In verband met de daarin geformuleerde motiveringsklacht herinnert het
middel (overigens zonder vermelding van een vindplaats in de
processtukken) voorts aan het standpunt van de OR, dat de Normen
direct verband houden met de veiligheid op de werkplek (fraude en
agressie van de bezoekers) en de werkdruk van de tafelleiders en de
croupiers (meer tafels, minder toezicht etc.). Ook in het licht van
dit door de OR ten processe ingenomen standpunt is het aangevochten
oordeel echter geenszins onbegrijpelijk. De opvatting dat de Normen
("in directe of specifieke zin") tot bevordering van de veiligheid van
het in de vestigingen van Holland Casino werkzame personeel zouden
strekken, is, zoals hiervoor al aan de orde kwam, met het aangevochten
oordeel verworpen. In verband met het aspect van de werkdruk heeft het
hof in rov. 6 aannemelijk geacht
"dat de tafelleider bij de uitvoering van de Pilot Lopend Toezicht
weliswaar meer tafels onder zijn of haar hoede krijgt maar
daartegenover (in tijd) evenredig wordt gekort op de perioden van
toezicht op elk van die tafels (...)."
In rov. 7 heeft het hof vastgesteld dat de Pilot (vooral) een
wijziging van de inhoud van de door de tafelleiders te verrichten
arbeidsprestatie inhoudt. Ten slotte heeft het hof in rov. 8
geoordeeld dat
"(e)venmin kan worden gezegd dat de Normen specifiek zijn opgesteld
ten behoeve van het welzijn van het personeel, al kan de wenselijkheid
om stress te voorkomen daarbij op de achtergrond een rol hebben
gespeeld."
Kennelijk is het hof van oordeel, dat, voor zover de wenselijkheid om
stress te voorkomen al een rol heeft gespeeld bij het opstellen van de
Normen, die rol een zo ondergeschikte was, dat de Normen (en de
wijziging daarvan) niet om die reden als regeling op het gebied van de
arbeidsomstandigheden kunnen worden gekwalificeerd. Mede gelet op aan
de motivering van kort-gedinguitspraken te stellen eisen, is het
aangevochten oordeel ook in zoverre niet onbegrijpelijk of onvoldoende
gemotiveerd.
Onderdeel 2
2.8 Middelonderdeel 2 keert zich primair met een rechtsklacht en
subsidiair met een motiveringsklacht tegen 's hofs (voorlopige)

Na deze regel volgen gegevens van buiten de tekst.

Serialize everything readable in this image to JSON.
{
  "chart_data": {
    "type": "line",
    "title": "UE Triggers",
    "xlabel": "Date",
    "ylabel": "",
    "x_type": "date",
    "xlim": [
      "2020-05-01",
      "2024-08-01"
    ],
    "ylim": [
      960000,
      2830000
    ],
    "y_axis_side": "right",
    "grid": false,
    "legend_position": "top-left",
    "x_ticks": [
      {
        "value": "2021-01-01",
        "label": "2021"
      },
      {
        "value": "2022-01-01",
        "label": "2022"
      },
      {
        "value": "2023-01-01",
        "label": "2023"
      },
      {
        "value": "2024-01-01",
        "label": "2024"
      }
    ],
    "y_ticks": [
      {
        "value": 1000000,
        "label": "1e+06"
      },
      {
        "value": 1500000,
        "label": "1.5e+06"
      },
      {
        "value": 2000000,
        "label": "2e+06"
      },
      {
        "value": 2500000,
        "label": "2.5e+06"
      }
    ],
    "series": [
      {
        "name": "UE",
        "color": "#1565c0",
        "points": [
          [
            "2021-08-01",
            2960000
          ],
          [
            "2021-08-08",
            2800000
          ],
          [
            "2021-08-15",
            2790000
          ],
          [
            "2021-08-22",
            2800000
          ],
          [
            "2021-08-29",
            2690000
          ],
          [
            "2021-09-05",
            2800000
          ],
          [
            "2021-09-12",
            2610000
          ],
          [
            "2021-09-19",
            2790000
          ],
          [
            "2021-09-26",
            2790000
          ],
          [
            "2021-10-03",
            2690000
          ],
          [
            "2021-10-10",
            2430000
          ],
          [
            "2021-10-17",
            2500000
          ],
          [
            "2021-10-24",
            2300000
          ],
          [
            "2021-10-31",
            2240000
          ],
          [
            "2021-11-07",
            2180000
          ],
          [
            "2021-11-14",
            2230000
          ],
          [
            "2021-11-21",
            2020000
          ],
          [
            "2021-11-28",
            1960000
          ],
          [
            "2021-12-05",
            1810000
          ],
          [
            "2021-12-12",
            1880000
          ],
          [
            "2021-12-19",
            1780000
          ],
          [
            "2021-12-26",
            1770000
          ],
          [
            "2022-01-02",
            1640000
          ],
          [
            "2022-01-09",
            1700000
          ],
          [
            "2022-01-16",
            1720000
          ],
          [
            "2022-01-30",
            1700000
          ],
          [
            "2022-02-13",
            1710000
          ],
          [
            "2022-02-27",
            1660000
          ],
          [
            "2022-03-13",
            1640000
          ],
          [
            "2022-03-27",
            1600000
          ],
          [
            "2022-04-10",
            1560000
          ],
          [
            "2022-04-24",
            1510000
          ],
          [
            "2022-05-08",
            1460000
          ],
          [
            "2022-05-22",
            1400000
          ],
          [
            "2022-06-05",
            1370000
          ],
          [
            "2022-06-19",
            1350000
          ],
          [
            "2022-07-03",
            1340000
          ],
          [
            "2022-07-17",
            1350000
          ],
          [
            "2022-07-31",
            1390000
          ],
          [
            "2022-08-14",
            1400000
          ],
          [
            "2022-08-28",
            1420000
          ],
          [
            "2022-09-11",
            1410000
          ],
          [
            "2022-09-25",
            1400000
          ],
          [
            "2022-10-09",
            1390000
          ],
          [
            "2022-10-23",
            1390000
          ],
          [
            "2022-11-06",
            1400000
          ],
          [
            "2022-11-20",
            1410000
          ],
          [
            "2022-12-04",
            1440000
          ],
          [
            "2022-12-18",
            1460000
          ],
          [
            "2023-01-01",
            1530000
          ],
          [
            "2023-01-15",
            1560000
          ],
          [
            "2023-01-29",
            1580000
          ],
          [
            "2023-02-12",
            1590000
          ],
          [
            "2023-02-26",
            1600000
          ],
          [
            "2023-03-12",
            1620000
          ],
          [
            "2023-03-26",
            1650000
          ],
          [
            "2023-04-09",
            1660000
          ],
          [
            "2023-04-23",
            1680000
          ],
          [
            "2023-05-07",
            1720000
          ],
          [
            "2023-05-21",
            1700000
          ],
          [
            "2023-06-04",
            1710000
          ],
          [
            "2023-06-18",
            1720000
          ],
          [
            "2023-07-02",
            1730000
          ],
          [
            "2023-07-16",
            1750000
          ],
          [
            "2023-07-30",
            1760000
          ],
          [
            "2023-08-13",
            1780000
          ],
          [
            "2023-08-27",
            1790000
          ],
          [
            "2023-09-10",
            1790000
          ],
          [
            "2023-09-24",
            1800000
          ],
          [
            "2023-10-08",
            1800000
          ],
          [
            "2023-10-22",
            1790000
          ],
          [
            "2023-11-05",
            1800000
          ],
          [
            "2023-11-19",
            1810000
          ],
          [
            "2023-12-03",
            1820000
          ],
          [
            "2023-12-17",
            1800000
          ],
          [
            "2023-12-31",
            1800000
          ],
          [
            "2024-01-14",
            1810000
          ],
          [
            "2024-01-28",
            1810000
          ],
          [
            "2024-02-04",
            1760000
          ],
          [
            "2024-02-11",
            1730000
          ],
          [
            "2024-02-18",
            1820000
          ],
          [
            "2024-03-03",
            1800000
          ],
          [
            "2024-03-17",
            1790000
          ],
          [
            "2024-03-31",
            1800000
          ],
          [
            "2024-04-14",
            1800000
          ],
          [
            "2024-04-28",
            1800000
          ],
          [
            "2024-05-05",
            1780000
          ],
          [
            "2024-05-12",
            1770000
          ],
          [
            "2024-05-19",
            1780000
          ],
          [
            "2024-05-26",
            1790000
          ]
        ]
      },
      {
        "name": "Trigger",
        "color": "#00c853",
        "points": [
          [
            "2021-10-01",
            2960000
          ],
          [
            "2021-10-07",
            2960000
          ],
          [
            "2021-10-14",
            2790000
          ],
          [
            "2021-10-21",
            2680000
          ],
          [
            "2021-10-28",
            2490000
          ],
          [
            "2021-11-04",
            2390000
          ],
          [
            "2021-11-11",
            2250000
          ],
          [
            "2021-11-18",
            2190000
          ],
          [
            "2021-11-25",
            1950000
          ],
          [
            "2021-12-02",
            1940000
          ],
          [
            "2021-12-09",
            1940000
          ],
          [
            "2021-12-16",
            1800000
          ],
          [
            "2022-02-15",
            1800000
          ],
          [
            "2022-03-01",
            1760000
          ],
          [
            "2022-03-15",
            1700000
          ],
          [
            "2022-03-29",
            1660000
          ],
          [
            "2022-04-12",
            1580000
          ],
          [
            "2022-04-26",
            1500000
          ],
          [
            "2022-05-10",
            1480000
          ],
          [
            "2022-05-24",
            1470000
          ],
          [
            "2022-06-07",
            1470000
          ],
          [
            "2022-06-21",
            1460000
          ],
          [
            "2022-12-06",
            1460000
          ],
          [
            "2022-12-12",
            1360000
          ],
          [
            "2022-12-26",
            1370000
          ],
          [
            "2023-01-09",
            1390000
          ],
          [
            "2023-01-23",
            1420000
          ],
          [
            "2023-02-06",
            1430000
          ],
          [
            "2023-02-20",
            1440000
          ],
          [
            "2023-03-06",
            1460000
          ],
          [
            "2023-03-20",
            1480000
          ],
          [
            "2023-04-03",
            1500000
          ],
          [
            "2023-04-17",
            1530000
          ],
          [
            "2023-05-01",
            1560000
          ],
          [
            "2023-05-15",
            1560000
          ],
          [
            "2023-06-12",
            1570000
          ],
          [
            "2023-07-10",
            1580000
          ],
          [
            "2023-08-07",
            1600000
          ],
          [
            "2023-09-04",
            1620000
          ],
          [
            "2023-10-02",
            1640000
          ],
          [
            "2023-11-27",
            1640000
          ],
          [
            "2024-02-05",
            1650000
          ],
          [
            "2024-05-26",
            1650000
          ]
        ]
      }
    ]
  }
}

oordeel in rov. 9 dat bij een voorziening als bedoeld in art. 27 lid 1
sub l WOR valt te denken aan hulpmiddelen van technische aard c.q.
apparatuur, bestemd en geschikt voor waarneming of controle zoals in
die bepaling bedoeld. Volgens het onderdeel ziet art. 27 lid 1 sub l
WOR niet alleen op hulpmiddelen van technische aard c.q. apparatuur.
Ook een regeling die voorziet in (menselijk) toezicht (mede) op het
gedrag en prestaties van werknemers, kan onder het artikellid worden
begrepen.
2.9 Art. 27 lid 1 aanhef, sub l en slot luidt(20):
"1. De ondernemer behoeft de instemming van de ondernemingsraad voor
elk door hem voorgenomen besluit tot vaststelling, wijziging of
intrekking van:
l. een regeling inzake voorzieningen die gericht zijn op of geschikt
zijn voor waarneming van of controle op aanwezigheid, gedrag of
prestaties van de in de onderneming werkzame personen;
een en ander voor zover betrekking hebbend op alle of een groep van de
in de onderneming werkzame personen."
De memorie van toelichting op het voorstel van de betrokken
wijzigingswet(21) vermeldt het volgende:
"In het SER-advies van 20 mei 1994 wijzen de vertegenwoordigers van de
werknemers en 10 Kroonleden er terecht op dat dergelijke voorzieningen
grote implicaties kunnen hebben voor de kwaliteit van de
arbeidsverhoudingen. Het wetsvoorstel strekt ertoe de ondernemingsraad
houvast te bieden voor betrokkenheid bij dergelijke voorzieningen (ook
wel personeelsvolg- of informatiesystemen genoemd). Deze hebben voor
de werknemers immers een wezenlijke betekenis. Een instemmingsrecht
van de ondernemingsraad is daartoe een passend instrument.
(...)
Het voorgestelde nieuwe onderdeel l ziet op personeelsvolg- en
informatiesystemen. (...) Van belang is dat een voorziening als
bedoeld zich niet in alle gevallen direct behoeft aan te dienen als
personeelsinformatiesysteem maar wel als zodanig gebruikt kan worden.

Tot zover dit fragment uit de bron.